I'm learning Residual Networks (ResNet50) from Andrew Ng coursera lectures. I understand that one of the main reasons why ResNets work is that they can learn identity function and that's why adding more and more layers in network does not hurt the performance of the network.
Now as described in lectures, there are two type of blocks are used in ResNets: 1) Identity block and Convolutional block.

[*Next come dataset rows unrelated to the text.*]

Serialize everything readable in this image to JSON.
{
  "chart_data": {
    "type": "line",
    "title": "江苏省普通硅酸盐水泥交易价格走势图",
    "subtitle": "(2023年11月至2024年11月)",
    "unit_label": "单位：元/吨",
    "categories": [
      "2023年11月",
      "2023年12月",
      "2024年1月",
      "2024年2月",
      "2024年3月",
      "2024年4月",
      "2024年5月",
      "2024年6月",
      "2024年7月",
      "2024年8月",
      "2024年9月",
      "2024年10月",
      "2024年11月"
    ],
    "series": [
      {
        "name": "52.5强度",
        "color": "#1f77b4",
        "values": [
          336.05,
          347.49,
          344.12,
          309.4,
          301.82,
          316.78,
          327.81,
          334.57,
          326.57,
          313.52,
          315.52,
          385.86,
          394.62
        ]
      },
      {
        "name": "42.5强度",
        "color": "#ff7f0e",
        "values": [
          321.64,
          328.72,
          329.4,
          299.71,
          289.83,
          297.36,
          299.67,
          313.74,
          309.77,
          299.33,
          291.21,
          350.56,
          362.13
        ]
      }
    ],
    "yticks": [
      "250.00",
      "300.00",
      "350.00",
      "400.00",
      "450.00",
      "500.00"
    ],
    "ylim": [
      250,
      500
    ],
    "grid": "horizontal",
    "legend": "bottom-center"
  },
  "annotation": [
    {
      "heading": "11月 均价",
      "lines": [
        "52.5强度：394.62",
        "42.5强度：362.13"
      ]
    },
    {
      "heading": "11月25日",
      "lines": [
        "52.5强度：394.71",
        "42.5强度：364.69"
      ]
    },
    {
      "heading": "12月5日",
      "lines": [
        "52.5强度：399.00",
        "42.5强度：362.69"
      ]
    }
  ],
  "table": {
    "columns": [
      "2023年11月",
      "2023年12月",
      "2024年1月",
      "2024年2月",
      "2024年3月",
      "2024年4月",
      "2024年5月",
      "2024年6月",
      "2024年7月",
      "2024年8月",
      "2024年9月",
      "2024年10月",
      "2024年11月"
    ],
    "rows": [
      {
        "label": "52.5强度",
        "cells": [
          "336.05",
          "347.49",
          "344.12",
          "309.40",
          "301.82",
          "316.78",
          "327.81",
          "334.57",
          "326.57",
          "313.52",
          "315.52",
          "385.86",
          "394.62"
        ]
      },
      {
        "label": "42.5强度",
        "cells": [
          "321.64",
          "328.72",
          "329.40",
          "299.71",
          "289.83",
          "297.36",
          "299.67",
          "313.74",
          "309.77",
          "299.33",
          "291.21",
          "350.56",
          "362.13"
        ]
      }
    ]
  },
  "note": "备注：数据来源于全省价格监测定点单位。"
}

Identity Block is used when there is no change in input and output dimensions. Convolutional block is almost same as identity block but there is a convolutional layer in short-cut
path to just change the dimension such that the dimension of input and output matches.
Here is identity block:
and here is convolutional block:
Now in implementation of convolutional block (2nd image), First block (i.e. conv2d --> BatchNorm --> ReLu
is implemented with 1x1
convolution and stride > 1.
# First component of main path
X = Conv2D(F1, (1, 1), strides = (s,s), name = conv_name_base + '2a', padding = 'valid', kernel_initializer = glorot_uniform(seed=0))(X)
X = BatchNormalization(axis = 3, name = bn_name_base + '2a')(X)
X = Activation('relu')(X)
I don't understand the reason behind keeping stride > 1 with window size 1. Isn't it just data loss? We are just considering alternate pixels in this case.
What should be the possible reason for such hyperparameter selection? Any intuitive explanation will help! Thanks.